The biological responses to resveratrol and other polyphenols from alcoholic beverages

Abstract

Although excessive consumption of ethanol in alcoholic beverages causes multi-organ damage, moderate consumption, particularly of red wine, is protective against all-cause mortality. These protective effects could be due to one or many components of the complex mixture of bioactive compounds present in red wine including flavonols, monomeric and polymeric flavan-3-ols, highly colored anthocyanins as well as phenolic acids and the stilbene polyphenol, resveratrol. The therapeutic potential of resveratrol, firstly in cancer chemoprevention and then later for cardioprotection, has stimulated many studies on the possible mechanisms of action. Further indications for resveratrol have been developed, including the prevention of age-related disorders such as neurodegenerative diseases, inflammation, diabetes, and cardiovascular disease. These improvements are remarkably similar yet there is an important dichotomy: low doses improve cell survival as in cardio- and neuro-protection yet high doses increase cell death as in cancer treatment. Fewer studies have examined the responses to other components of red wine, but the results have, in general, been similar to resveratrol. If the nonalcoholic constitutents of red wine are to become therapeutic agents, their ability to get to the sites of action needs to be understood. This mini-review summarizes recent studies on the possible mechanisms of action, potential therapeutic uses, and bioavailability of the nonalcoholic constituents of alcoholic beverages, in particular resveratrol and other polyphenols.
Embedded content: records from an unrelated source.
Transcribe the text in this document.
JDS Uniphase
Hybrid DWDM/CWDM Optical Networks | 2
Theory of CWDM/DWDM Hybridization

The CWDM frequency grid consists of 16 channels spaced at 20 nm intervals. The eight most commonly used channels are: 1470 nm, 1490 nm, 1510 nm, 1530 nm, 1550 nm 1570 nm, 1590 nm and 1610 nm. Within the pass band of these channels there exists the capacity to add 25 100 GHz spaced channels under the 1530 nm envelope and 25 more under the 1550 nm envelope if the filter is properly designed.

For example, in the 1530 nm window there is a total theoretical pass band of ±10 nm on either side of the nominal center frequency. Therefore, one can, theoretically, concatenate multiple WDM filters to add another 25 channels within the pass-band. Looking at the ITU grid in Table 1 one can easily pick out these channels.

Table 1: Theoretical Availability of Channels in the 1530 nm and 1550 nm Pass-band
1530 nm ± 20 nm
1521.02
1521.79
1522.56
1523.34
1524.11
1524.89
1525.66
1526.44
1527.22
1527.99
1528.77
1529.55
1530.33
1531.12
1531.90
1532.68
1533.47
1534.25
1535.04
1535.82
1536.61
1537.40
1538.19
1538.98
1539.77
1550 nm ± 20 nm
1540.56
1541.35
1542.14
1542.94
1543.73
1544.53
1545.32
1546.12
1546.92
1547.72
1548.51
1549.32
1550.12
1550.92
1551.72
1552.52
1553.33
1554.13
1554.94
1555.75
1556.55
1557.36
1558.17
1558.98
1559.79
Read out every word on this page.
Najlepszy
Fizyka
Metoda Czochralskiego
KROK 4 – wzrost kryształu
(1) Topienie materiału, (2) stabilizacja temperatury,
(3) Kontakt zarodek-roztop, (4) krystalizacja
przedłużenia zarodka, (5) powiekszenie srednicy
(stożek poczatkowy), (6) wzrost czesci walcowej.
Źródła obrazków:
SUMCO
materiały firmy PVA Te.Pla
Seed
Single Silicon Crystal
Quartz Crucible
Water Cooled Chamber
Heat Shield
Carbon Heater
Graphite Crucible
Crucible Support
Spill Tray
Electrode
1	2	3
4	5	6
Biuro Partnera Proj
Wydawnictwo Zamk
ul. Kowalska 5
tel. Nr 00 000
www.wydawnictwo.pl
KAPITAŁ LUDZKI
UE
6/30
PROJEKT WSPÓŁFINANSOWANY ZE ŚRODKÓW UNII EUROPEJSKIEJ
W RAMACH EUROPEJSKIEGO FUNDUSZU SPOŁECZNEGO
Figure 1. Chemical structures of resveratrol, epicatechin, gallic acid and quercetin

Figure 2. Intestinal metabolism and transport of resveratrol

Resveratrol aglycone is taken up by the enterocytes, probably by passive diffusion, and is efficiently conjugated with glucuronic acid and sulfate through the action of UDP-glucuronosyl transferase and aryl-sulfatase enzymes. Methylation has not been observed, presumably due to the lack of a catechol function in the resveratrol molecule, which is a requirement for catechol-O-methyltransferase (COMT). The conjugates are transported out of the enterocytes by as yet unconfirmed processes, but it is thought that efflux transporters of the multi-drug resistance proteins (MRP) family are involved (several are indicated). Resveratrol sulfate is preferentially transported to the apical (luminal) side of polarized enterocytes, while resveratrol glucuronides are preferentially effluxed to the basolateral (serosal) side (Kaldas et al., 2003). Hence, the predominant form of resveratrol in human blood following oral dosing is resveratrol glucuronide (95–99% of total plasma resveratrol). Solid arrows, probable active transport process; Dashed arrows, diffusion; Res, resverastrol; GlcA, glucuronic acid; SO4⁻, sulphate; MRP, multi-drug-resistance protein; BCRP, breast cancer resistance protein; PgP, P-glycoprotein.